Terms of the deal weren’t disclosed. Earlier this week, The Wall Street Journal reported that Roark was offering around $9.6 billion for Subway, which is privately owned.
Subway CEO John Chidsey said the deal reflects Subway’s long-term growth potential and the value of the brand. Subway plans to continue to modernize restaurants and expand internationally under Roark’s ownership.
Roark is a private equity firm with $37 billion in assets under management. It specializes in franchised businesses, and owns multiple restaurant chains, including Arby’s, Dunkin’ and Buffalo Wild Wings.
Subway, which has dual headquarters in Miami and Connecticut, was founded in 1965 and is still owned by its founding families. It’s now one of the world’s largest restaurant chains, with 37,000 outlets in more than 100 countries.

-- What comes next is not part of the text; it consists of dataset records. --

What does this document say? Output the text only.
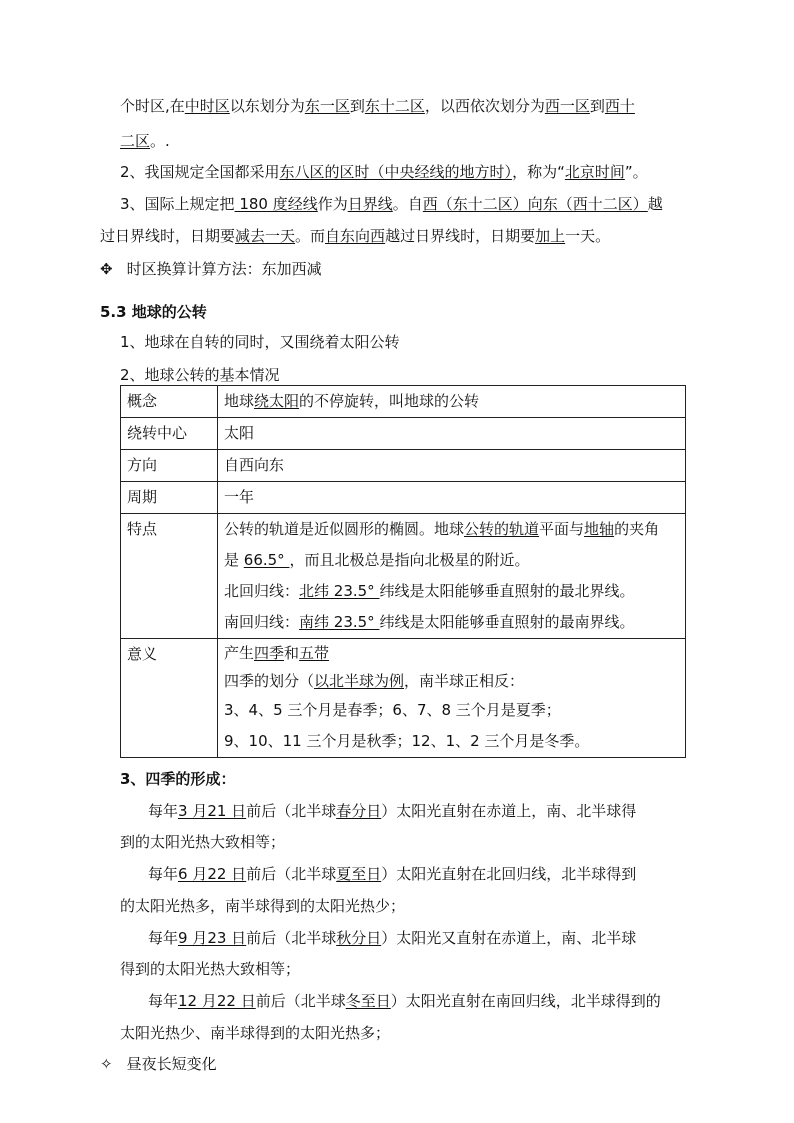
个时区,在中时区以东划分为东一区到东十二区，以西依次划分为西一区到西十
二区。.
2、我国规定全国都采用东八区的区时（中央经线的地方时），称为“北京时间”。
3、国际上规定把 180 度经线作为日界线。自西（东十二区）向东（西十二区）越
过日界线时，日期要减去一天。而自东向西越过日界线时，日期要加上一天。
✥ 时区换算计算方法：东加西减
5.3 地球的公转
1、地球在自转的同时，又围绕着太阳公转
2、地球公转的基本情况
概念	地球绕太阳的不停旋转，叫地球的公转
绕转中心	太阳
方向	自西向东
周期	一年
特点	公转的轨道是近似圆形的椭圆。地球公转的轨道平面与地轴的夹角
是 66.5° ，而且北极总是指向北极星的附近。
北回归线：北纬 23.5° 纬线是太阳能够垂直照射的最北界线。
南回归线：南纬 23.5° 纬线是太阳能够垂直照射的最南界线。

意义	产生四季和五带
四季的划分（以北半球为例，南半球正相反：
3、4、5 三个月是春季；6、7、8 三个月是夏季；
9、10、11 三个月是秋季；12、1、2 三个月是冬季。
3、四季的形成：
每年3 月21 日前后（北半球春分日）太阳光直射在赤道上，南、北半球得
到的太阳光热大致相等；
每年6 月22 日前后（北半球夏至日）太阳光直射在北回归线，北半球得到
的太阳光热多，南半球得到的太阳光热少；
每年9 月23 日前后（北半球秋分日）太阳光又直射在赤道上，南、北半球
得到的太阳光热大致相等；
每年12 月22 日前后（北半球冬至日）太阳光直射在南回归线，北半球得到的
太阳光热少、南半球得到的太阳光热多；
✧ 昼夜长短变化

All of the company's locations are owned by individual franchises.
Because the company is privately held and stores are owner-operated, it is not listed on Wall Street, making it more difficult to gauge the financial health of the company.
But in the U.S., it has been losing market share in recent years to fast-growing rivals like Panera and Firehouse Subs, which feature more varied menus and newer stores. Subway has been trying to catch up; in 2021 it refreshed its menu and last year it announced a line of chef-developed sandwiches.
The company has also recently begun marketing meat cut in store for its sandwiches, copying a popular competitor, Jersey Mike's.
But in February, Subway announced it was exploring a sale.